Europe

Surplus Germany

May 25, 2017
by
Wade Jacoby
4 min read
Photo credit: 360b / Shutterstock.com

Photo credit: 360b / Shutterstock.com

On May 25, 2017, the Transatlantic Academy published a policy paper by Senior Fellow Wade Jacoby entitled "Surplus Germany," the eighth in its 2017 Paper Series.

Many countries want Germany to change its economic policies. For all its differences with the Obama administration, the Trump White House has reiterated U.S. concerns about Germany’s very large current account surplus, now in its fifteenth year and exceeding 8 percent of German GDP. Both administrations have worried that Germany’s surplus hurts the U.S. economy. Neither has successfully convinced German leadership a serious problem exists. In this, they join a long line of European officials who have sought changes in German policy.

For its part, German leadership has honed two complementary rhetorical techniques to deal with such charges. The first is to characterize trade outcomes — whether their large surplus or other countries’ deficits — as a simple matter of differences in competitiveness. The second is to manage any objections with a technique I call “normalize and apologize.” That is, officials prefer to stress that the German economy is basically just like any other advanced economy and that its competitiveness is available to any state willing to do the right policy reforms. When pushed to acknowledge that Germany enjoys unique benefits or when asked to change policies that negatively affect Germany’s partners, officials then become apologists, articulating and defending Germany’s uniqueness and purported inability to change.

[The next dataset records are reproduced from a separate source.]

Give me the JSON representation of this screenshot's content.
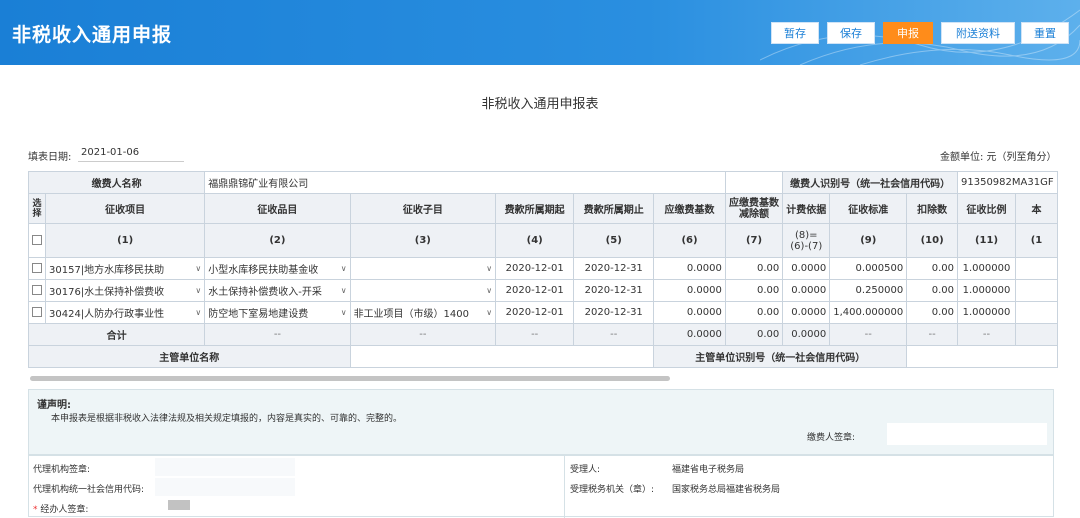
{
  "header": {
    "app_title": "非税收入通用申报",
    "buttons": {
      "save_draft": "暂存",
      "save": "保存",
      "declare": "申报",
      "attach": "附送资料",
      "reset": "重置"
    }
  },
  "form": {
    "title": "非税收入通用申报表",
    "fill_date_label": "填表日期:",
    "fill_date": "2021-01-06",
    "amount_unit": "金额单位: 元（列至角分）",
    "payer_name_label": "缴费人名称",
    "payer_name": "福鼎鼎锦矿业有限公司",
    "payer_id_label": "缴费人识别号（统一社会信用代码）",
    "payer_id": "91350982MA31GF"
  },
  "table": {
    "headers": [
      "选择",
      "征收项目",
      "征收品目",
      "征收子目",
      "费款所属期起",
      "费款所属期止",
      "应缴费基数",
      "应缴费基数减除额",
      "计费依据",
      "征收标准",
      "扣除数",
      "征收比例",
      "本"
    ],
    "index_row": [
      "",
      "(1)",
      "(2)",
      "(3)",
      "(4)",
      "(5)",
      "(6)",
      "(7)",
      "(8)=(6)-(7)",
      "(9)",
      "(10)",
      "(11)",
      "(1"
    ],
    "rows": [
      {
        "item": "30157|地方水库移民扶助",
        "category": "小型水库移民扶助基金收",
        "sub": "",
        "start": "2020-12-01",
        "end": "2020-12-31",
        "base": "0.0000",
        "deduct_base": "0.00",
        "basis": "0.0000",
        "standard": "0.000500",
        "deduction": "0.00",
        "ratio": "1.000000"
      },
      {
        "item": "30176|水土保持补偿费收",
        "category": "水土保持补偿费收入-开采",
        "sub": "",
        "start": "2020-12-01",
        "end": "2020-12-31",
        "base": "0.0000",
        "deduct_base": "0.00",
        "basis": "0.0000",
        "standard": "0.250000",
        "deduction": "0.00",
        "ratio": "1.000000"
      },
      {
        "item": "30424|人防办行政事业性",
        "category": "防空地下室易地建设费",
        "sub": "非工业项目（市级）1400",
        "start": "2020-12-01",
        "end": "2020-12-31",
        "base": "0.0000",
        "deduct_base": "0.00",
        "basis": "0.0000",
        "standard": "1,400.000000",
        "deduction": "0.00",
        "ratio": "1.000000"
      }
    ],
    "total": {
      "label": "合计",
      "dash": "--",
      "base": "0.0000",
      "deduct_base": "0.00",
      "basis": "0.0000"
    },
    "supervisor_name_label": "主管单位名称",
    "supervisor_id_label": "主管单位识别号（统一社会信用代码）"
  },
  "declaration": {
    "title": "谨声明:",
    "body": "本申报表是根据非税收入法律法规及相关规定填报的，内容是真实的、可靠的、完整的。",
    "payer_sign_label": "缴费人签章:"
  },
  "agency": {
    "agent_org_label": "代理机构签章:",
    "agent_code_label": "代理机构统一社会信用代码:",
    "handler_label": "经办人签章:",
    "receiver_label": "受理人:",
    "receiver_value": "福建省电子税务局",
    "tax_office_label": "受理税务机关（章）:",
    "tax_office_value": "国家税务总局福建省税务局"
  }
}
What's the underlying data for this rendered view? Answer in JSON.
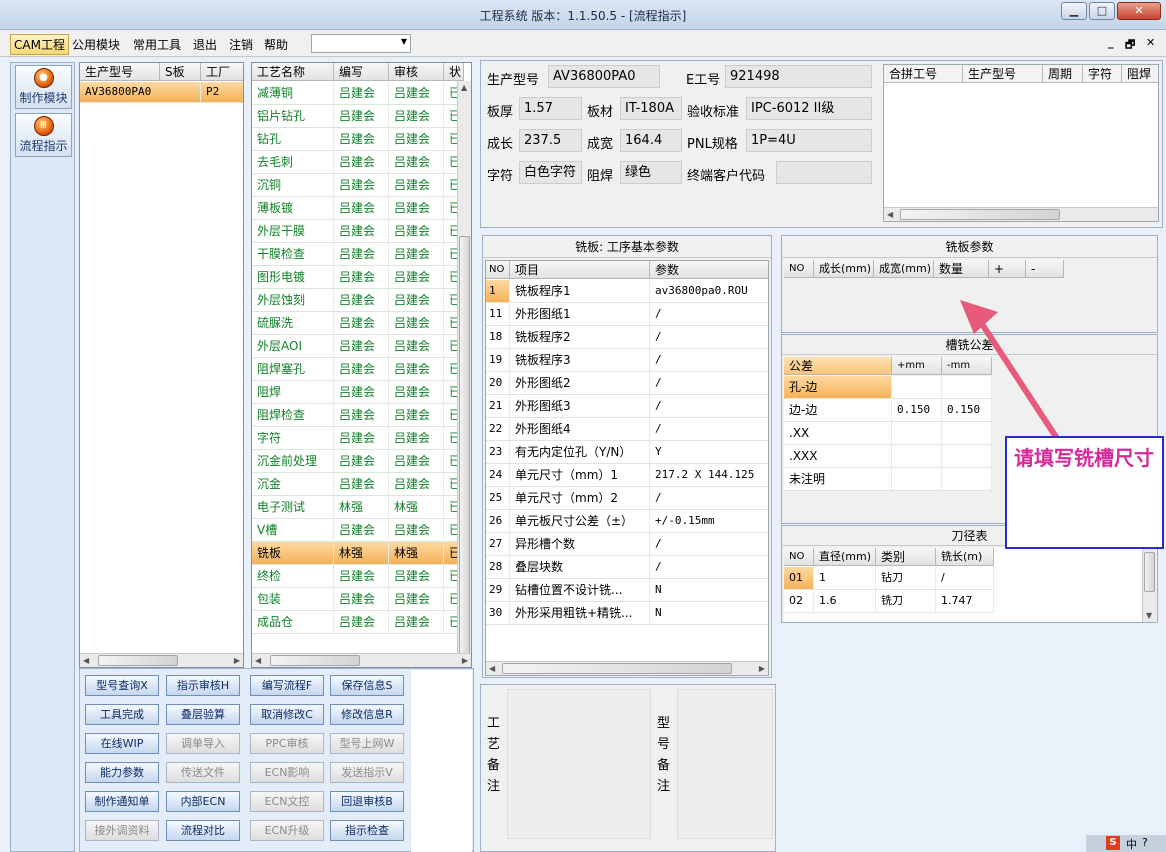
{
  "window": {
    "title": "工程系统  版本：1.1.50.5 - [流程指示]",
    "min": "▁",
    "max": "□",
    "close": "✕"
  },
  "menu": {
    "items": [
      "CAM工程",
      "公用模块",
      "常用工具",
      "退出",
      "注销",
      "帮助"
    ],
    "combo": "",
    "mdi": [
      "_",
      "🗗",
      "✕"
    ]
  },
  "launcher": {
    "items": [
      "制作模块",
      "流程指示"
    ]
  },
  "modelgrid": {
    "headers": [
      "生产型号",
      "S板",
      "工厂"
    ],
    "rows": [
      [
        "AV36800PA0",
        "",
        "P2"
      ]
    ]
  },
  "processgrid": {
    "headers": [
      "工艺名称",
      "编写",
      "审核",
      "状"
    ],
    "rows": [
      [
        "减薄铜",
        "吕建会",
        "吕建会",
        "已"
      ],
      [
        "铝片钻孔",
        "吕建会",
        "吕建会",
        "已"
      ],
      [
        "钻孔",
        "吕建会",
        "吕建会",
        "已"
      ],
      [
        "去毛刺",
        "吕建会",
        "吕建会",
        "已"
      ],
      [
        "沉铜",
        "吕建会",
        "吕建会",
        "已"
      ],
      [
        "薄板镀",
        "吕建会",
        "吕建会",
        "已"
      ],
      [
        "外层干膜",
        "吕建会",
        "吕建会",
        "已"
      ],
      [
        "干膜检查",
        "吕建会",
        "吕建会",
        "已"
      ],
      [
        "图形电镀",
        "吕建会",
        "吕建会",
        "已"
      ],
      [
        "外层蚀刻",
        "吕建会",
        "吕建会",
        "已"
      ],
      [
        "硫脲洗",
        "吕建会",
        "吕建会",
        "已"
      ],
      [
        "外层AOI",
        "吕建会",
        "吕建会",
        "已"
      ],
      [
        "阻焊塞孔",
        "吕建会",
        "吕建会",
        "已"
      ],
      [
        "阻焊",
        "吕建会",
        "吕建会",
        "已"
      ],
      [
        "阻焊检查",
        "吕建会",
        "吕建会",
        "已"
      ],
      [
        "字符",
        "吕建会",
        "吕建会",
        "已"
      ],
      [
        "沉金前处理",
        "吕建会",
        "吕建会",
        "已"
      ],
      [
        "沉金",
        "吕建会",
        "吕建会",
        "已"
      ],
      [
        "电子测试",
        "林强",
        "林强",
        "已"
      ],
      [
        "V槽",
        "吕建会",
        "吕建会",
        "已"
      ],
      [
        "铣板",
        "林强",
        "林强",
        "已"
      ],
      [
        "终检",
        "吕建会",
        "吕建会",
        "已"
      ],
      [
        "包装",
        "吕建会",
        "吕建会",
        "已"
      ],
      [
        "成品仓",
        "吕建会",
        "吕建会",
        "已"
      ]
    ],
    "selected": 20
  },
  "buttons": [
    {
      "label": "型号查询X",
      "enabled": true
    },
    {
      "label": "指示审核H",
      "enabled": true
    },
    {
      "label": "编写流程F",
      "enabled": true
    },
    {
      "label": "保存信息S",
      "enabled": true
    },
    {
      "label": "工具完成",
      "enabled": true
    },
    {
      "label": "叠层验算",
      "enabled": true
    },
    {
      "label": "取消修改C",
      "enabled": true
    },
    {
      "label": "修改信息R",
      "enabled": true
    },
    {
      "label": "在线WIP",
      "enabled": true
    },
    {
      "label": "调单导入",
      "enabled": false
    },
    {
      "label": "PPC审核",
      "enabled": false
    },
    {
      "label": "型号上网W",
      "enabled": false
    },
    {
      "label": "能力参数",
      "enabled": true
    },
    {
      "label": "传送文件",
      "enabled": false
    },
    {
      "label": "ECN影响",
      "enabled": false
    },
    {
      "label": "发送指示V",
      "enabled": false
    },
    {
      "label": "制作通知单",
      "enabled": true
    },
    {
      "label": "内部ECN",
      "enabled": true
    },
    {
      "label": "ECN文控",
      "enabled": false
    },
    {
      "label": "回退审核B",
      "enabled": true
    },
    {
      "label": "接外调资料",
      "enabled": false
    },
    {
      "label": "流程对比",
      "enabled": true
    },
    {
      "label": "ECN升级",
      "enabled": false
    },
    {
      "label": "指示检查",
      "enabled": true
    }
  ],
  "info": {
    "production_model_label": "生产型号",
    "production_model": "AV36800PA0",
    "e_no_label": "E工号",
    "e_no": "921498",
    "thickness_label": "板厚",
    "thickness": "1.57",
    "material_label": "板材",
    "material": "IT-180A",
    "standard_label": "验收标准",
    "standard": "IPC-6012 II级",
    "length_label": "成长",
    "length": "237.5",
    "width_label": "成宽",
    "width": "164.4",
    "pnl_label": "PNL规格",
    "pnl": "1P=4U",
    "char_label": "字符",
    "char": "白色字符",
    "mask_label": "阻焊",
    "mask": "绿色",
    "customer_label": "终端客户代码",
    "customer": ""
  },
  "mergegrid": {
    "headers": [
      "合拼工号",
      "生产型号",
      "周期",
      "字符",
      "阻焊"
    ]
  },
  "millparams": {
    "title": "铣板: 工序基本参数",
    "headers": [
      "NO",
      "项目",
      "参数"
    ],
    "rows": [
      [
        "1",
        "铣板程序1",
        "av36800pa0.ROU"
      ],
      [
        "11",
        "外形图纸1",
        "/"
      ],
      [
        "18",
        "铣板程序2",
        "/"
      ],
      [
        "19",
        "铣板程序3",
        "/"
      ],
      [
        "20",
        "外形图纸2",
        "/"
      ],
      [
        "21",
        "外形图纸3",
        "/"
      ],
      [
        "22",
        "外形图纸4",
        "/"
      ],
      [
        "23",
        "有无内定位孔（Y/N）",
        "Y"
      ],
      [
        "24",
        "单元尺寸（mm）1",
        "217.2 X 144.125"
      ],
      [
        "25",
        "单元尺寸（mm）2",
        "/"
      ],
      [
        "26",
        "单元板尺寸公差（±）",
        "+/-0.15mm"
      ],
      [
        "27",
        "异形槽个数",
        "/"
      ],
      [
        "28",
        "叠层块数",
        "/"
      ],
      [
        "29",
        "钻槽位置不设计铣...",
        "N"
      ],
      [
        "30",
        "外形采用粗铣+精铣...",
        "N"
      ]
    ]
  },
  "millboard": {
    "title": "铣板参数",
    "headers": [
      "NO",
      "成长(mm)",
      "成宽(mm)",
      "数量",
      "+",
      "-"
    ]
  },
  "slottol": {
    "title": "槽铣公差",
    "headers": [
      "公差",
      "+mm",
      "-mm"
    ],
    "rows": [
      [
        "孔-边",
        "",
        ""
      ],
      [
        "边-边",
        "0.150",
        "0.150"
      ],
      [
        ".XX",
        "",
        ""
      ],
      [
        ".XXX",
        "",
        ""
      ],
      [
        "未注明",
        "",
        ""
      ]
    ]
  },
  "tools": {
    "title": "刀径表",
    "headers": [
      "NO",
      "直径(mm)",
      "类别",
      "铣长(m)"
    ],
    "rows": [
      [
        "01",
        "1",
        "钻刀",
        "/"
      ],
      [
        "02",
        "1.6",
        "铣刀",
        "1.747"
      ]
    ]
  },
  "remarks": {
    "process_label": "工艺备注",
    "model_label": "型号备注"
  },
  "annotation": {
    "text": "请填写铣槽尺寸",
    "color": "#d42a9a",
    "arrow_color": "#e85a7a"
  }
}
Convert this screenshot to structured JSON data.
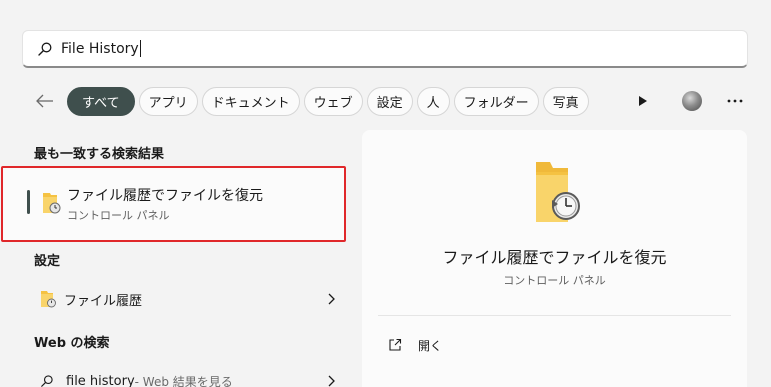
{
  "search": {
    "value": "File History"
  },
  "filters": {
    "chips": [
      "すべて",
      "アプリ",
      "ドキュメント",
      "ウェブ",
      "設定",
      "人",
      "フォルダー",
      "写真"
    ]
  },
  "best_match": {
    "header": "最も一致する検索結果",
    "title": "ファイル履歴でファイルを復元",
    "subtitle": "コントロール パネル"
  },
  "settings": {
    "header": "設定",
    "item_label": "ファイル履歴"
  },
  "web": {
    "header": "Web の検索",
    "query": "file history",
    "suffix": " - Web 結果を見る"
  },
  "preview": {
    "title": "ファイル履歴でファイルを復元",
    "subtitle": "コントロール パネル",
    "action_open": "開く"
  },
  "colors": {
    "accent": "#3f4f4d",
    "highlight": "#e0272a",
    "folder": "#f5c242"
  },
  "icons": {
    "search": "search-icon",
    "back": "back-arrow-icon",
    "play": "play-icon",
    "more": "more-icon",
    "file_history": "file-history-icon",
    "chevron": "chevron-right-icon",
    "open": "open-external-icon"
  }
}
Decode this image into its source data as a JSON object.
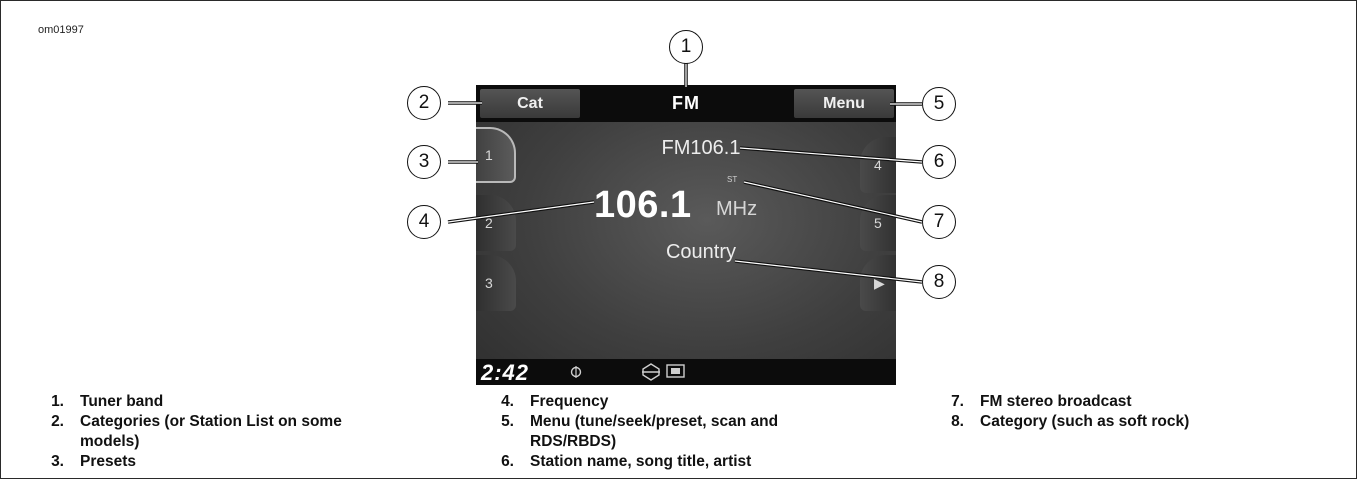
{
  "figure_id": "om01997",
  "screen": {
    "band": "FM",
    "cat_label": "Cat",
    "menu_label": "Menu",
    "station_name": "FM106.1",
    "stereo_indicator": "ST",
    "frequency": "106.1",
    "frequency_unit": "MHz",
    "category": "Country",
    "clock": "2:42",
    "presets_left": [
      "1",
      "2",
      "3"
    ],
    "presets_right": [
      "4",
      "5",
      "▶"
    ],
    "bottom_icons": [
      "tuner-dial-icon",
      "harley-logo-icon",
      "battery-icon"
    ]
  },
  "callouts": [
    "1",
    "2",
    "3",
    "4",
    "5",
    "6",
    "7",
    "8"
  ],
  "legend": [
    {
      "num": "1.",
      "text": "Tuner band"
    },
    {
      "num": "2.",
      "text": "Categories (or Station List on some models)"
    },
    {
      "num": "3.",
      "text": "Presets"
    },
    {
      "num": "4.",
      "text": "Frequency"
    },
    {
      "num": "5.",
      "text": "Menu (tune/seek/preset, scan and RDS/RBDS)"
    },
    {
      "num": "6.",
      "text": "Station name, song title, artist"
    },
    {
      "num": "7.",
      "text": "FM stereo broadcast"
    },
    {
      "num": "8.",
      "text": "Category (such as soft rock)"
    }
  ]
}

This policy paper first discusses the Obama and Trump administrations’ concerns on the German surplus. It acknowledges that the U.S.-German bilateral trade balance should not be the issue (but rather Germany’s overall current account surplus in the global economy). And it distances itself from the idea that Germany’s gains come from “currency manipulation.” At the same time, the paper uses the European debate about similar kinds of imbalances to cast significant doubt on the competitiveness explanation favored by German officials. It turns out that competitive differences — which do exist across countries — are themselves a product of large financial flows. This is a hard to understand and therefore underappreciated facet of the trade debate. Trade balances are not driven simply by “high quality at low prices,” as the Germans like to say. They are driven also — and often much more — by financial flows that reflect policy-driven changes in incomes, consumption, savings, and investment. Of the three usual sources of growth — consumption, investment, and trade — Germany has grown disruptively reliant on the latter and has used policy instruments that tend to restrict the other two. This is what must change.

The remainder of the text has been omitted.